Another in my occasional posts on the technical side of being an author-publisher.
This is a follow-up to my post on being one’s own webmaster really. Many WordPress users have been suffering from gremlins recently, and it seems that about ten days ago things came to a head and WordPress Fixed Things.
In the course of trying to find out what was wrong I learnt a lot. I started to recognise when it wasn’t me, but other parts of the system that were going wrong. This isn’t always the case of course, and in the near future I will have to sort out what to do when Microsoft no longer supports Windows XP, which is what my computer runs on. It works fine; I know where to find things and how to fix things. I do most of my work by typing, so I want something that works with a proper keyboard and good wordprocessing interface. In short, I’m hoping to stay exactly as I am for as long as possible. With my Luddite hat on.

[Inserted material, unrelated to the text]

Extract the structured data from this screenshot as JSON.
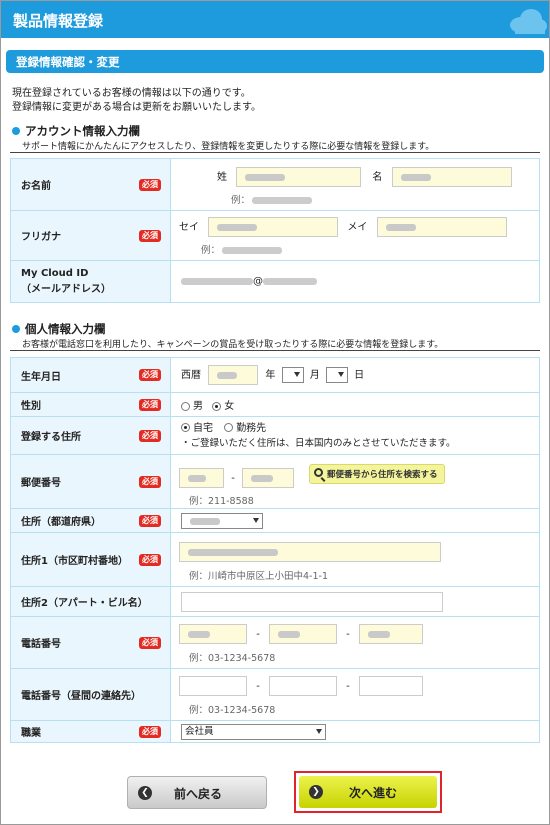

I also found some parts of WordPress that I didn’t know existed – the WPTavern with some interesting technical stuff that I more or less understood. Then I found a whole series devoted to writers using WordPress:
How could I have been blogging on here for two and a half years without finding this? By not looking, I expect.
There are some suggestions from this one article I plan to implement:
- more integration of the author site and the book site
- use of standard core content modules
- meet user expectations
- clean up the design
- register authorship with Google
I hope you don’t have to be a WordPress user to access the article – I don’t see why you should, but if you can’t and you want more explanation of these points, ask.
You may have noticed I changed the template a week or so ago – that was when it all started working properly again. I’m still deciding how best to use it. The article is a great help to focus my mind. I’ll be decluttering it as I go – informative but focused. What do you like or dislike about it?